Notice that high-level performance hints allows the implementation to select the optimal number of the streams, depending on the model compute demands and CPU capabilities (including int8 inference hardware acceleration, number of cores, etc).
Automatic Batching Internals
As explained in the section on the automatic batching, the feature performs on-the-fly grouping of the inference requests to improve device utilization.
The Automatic Batching relaxes the requirement for an application to saturate devices like GPU by explicitly using a large batch. It performs transparent inputs gathering from
individual inference requests followed by the actual batched execution, with no programming effort from the user:
Essentially, the Automatic Batching shifts the asynchronousity from the individual requests to the groups of requests that constitute the batches. Thus, for the execution to be efficient it is very important that the requests arrive timely, without causing a batching timeout. Normally, the timeout should never be hit. It is rather a graceful way to handle the application exit (when the inputs are not arriving anymore, so the full batch is not possible to collect).
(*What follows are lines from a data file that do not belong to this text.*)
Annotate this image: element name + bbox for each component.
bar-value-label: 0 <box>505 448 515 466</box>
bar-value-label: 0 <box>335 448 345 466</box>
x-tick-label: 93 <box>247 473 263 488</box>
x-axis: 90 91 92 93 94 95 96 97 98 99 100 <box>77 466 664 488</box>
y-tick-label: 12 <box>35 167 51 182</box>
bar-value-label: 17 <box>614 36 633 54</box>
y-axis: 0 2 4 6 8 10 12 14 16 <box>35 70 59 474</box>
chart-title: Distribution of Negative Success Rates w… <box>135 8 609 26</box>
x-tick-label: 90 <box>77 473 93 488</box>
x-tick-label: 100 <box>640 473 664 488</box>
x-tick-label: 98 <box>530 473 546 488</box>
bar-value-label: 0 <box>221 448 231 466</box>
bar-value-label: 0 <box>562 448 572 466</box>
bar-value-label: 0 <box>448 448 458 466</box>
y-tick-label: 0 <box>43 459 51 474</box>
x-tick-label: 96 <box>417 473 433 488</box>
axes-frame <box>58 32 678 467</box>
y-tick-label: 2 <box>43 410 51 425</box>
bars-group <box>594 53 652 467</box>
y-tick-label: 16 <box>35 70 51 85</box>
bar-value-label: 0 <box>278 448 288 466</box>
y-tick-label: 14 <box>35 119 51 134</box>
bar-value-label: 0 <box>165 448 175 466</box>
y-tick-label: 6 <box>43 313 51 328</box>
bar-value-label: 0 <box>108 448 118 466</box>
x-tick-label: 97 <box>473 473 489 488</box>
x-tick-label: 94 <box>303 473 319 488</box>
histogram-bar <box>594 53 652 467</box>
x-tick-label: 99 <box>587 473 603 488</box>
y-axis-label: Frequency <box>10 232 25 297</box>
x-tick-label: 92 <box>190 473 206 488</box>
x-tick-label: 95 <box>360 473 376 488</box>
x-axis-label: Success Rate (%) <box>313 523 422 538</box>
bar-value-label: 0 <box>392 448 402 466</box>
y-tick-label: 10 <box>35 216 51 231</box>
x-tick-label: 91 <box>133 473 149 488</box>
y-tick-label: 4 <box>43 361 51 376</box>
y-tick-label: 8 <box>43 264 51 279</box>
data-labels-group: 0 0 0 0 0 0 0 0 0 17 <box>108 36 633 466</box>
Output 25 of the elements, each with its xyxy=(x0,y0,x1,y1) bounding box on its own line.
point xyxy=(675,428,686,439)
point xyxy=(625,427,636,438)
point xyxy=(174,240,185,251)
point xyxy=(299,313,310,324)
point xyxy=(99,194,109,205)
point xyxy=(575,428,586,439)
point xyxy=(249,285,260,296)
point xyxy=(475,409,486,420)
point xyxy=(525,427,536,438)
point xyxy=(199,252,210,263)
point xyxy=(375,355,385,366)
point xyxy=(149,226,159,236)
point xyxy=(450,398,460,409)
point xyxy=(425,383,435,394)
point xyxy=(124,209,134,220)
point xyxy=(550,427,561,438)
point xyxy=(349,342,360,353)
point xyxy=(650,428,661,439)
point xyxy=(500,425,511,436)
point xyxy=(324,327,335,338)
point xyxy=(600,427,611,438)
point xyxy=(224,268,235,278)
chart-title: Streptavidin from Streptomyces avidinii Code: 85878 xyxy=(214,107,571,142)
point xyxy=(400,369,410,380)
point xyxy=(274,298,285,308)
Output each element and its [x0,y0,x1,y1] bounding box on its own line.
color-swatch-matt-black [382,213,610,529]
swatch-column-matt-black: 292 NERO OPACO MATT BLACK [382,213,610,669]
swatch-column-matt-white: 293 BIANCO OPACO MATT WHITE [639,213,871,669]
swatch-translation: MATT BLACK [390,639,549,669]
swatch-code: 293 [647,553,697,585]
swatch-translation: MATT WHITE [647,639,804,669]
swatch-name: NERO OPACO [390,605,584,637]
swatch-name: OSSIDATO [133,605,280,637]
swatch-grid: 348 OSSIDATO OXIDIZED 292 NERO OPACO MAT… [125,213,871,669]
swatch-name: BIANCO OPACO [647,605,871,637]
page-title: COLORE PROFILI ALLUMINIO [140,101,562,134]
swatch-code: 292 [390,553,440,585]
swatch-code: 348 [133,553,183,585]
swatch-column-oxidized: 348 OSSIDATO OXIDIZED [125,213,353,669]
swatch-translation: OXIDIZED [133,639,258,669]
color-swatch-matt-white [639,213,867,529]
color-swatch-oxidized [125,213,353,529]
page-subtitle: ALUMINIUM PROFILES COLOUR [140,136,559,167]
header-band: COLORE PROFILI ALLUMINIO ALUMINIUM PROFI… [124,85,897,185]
So if your workload experiences the timeouts (resulting in the performance drop, as the timeout value adds itself to the latency of every request), consider balancing the timeout value vs the batch size. For example in many cases having smaller timeout value and batch size may yield better performance than large batch size, but coupled with the timeout value that cannot guarantee accommodating the full number of the required requests.
Finally, following the "get_tensor idiom" section from the general optimizations helps the Automatic Batching to save on inputs/outputs copies. Thus, in your application always prefer the "get" versions of the tensors' data access APIs.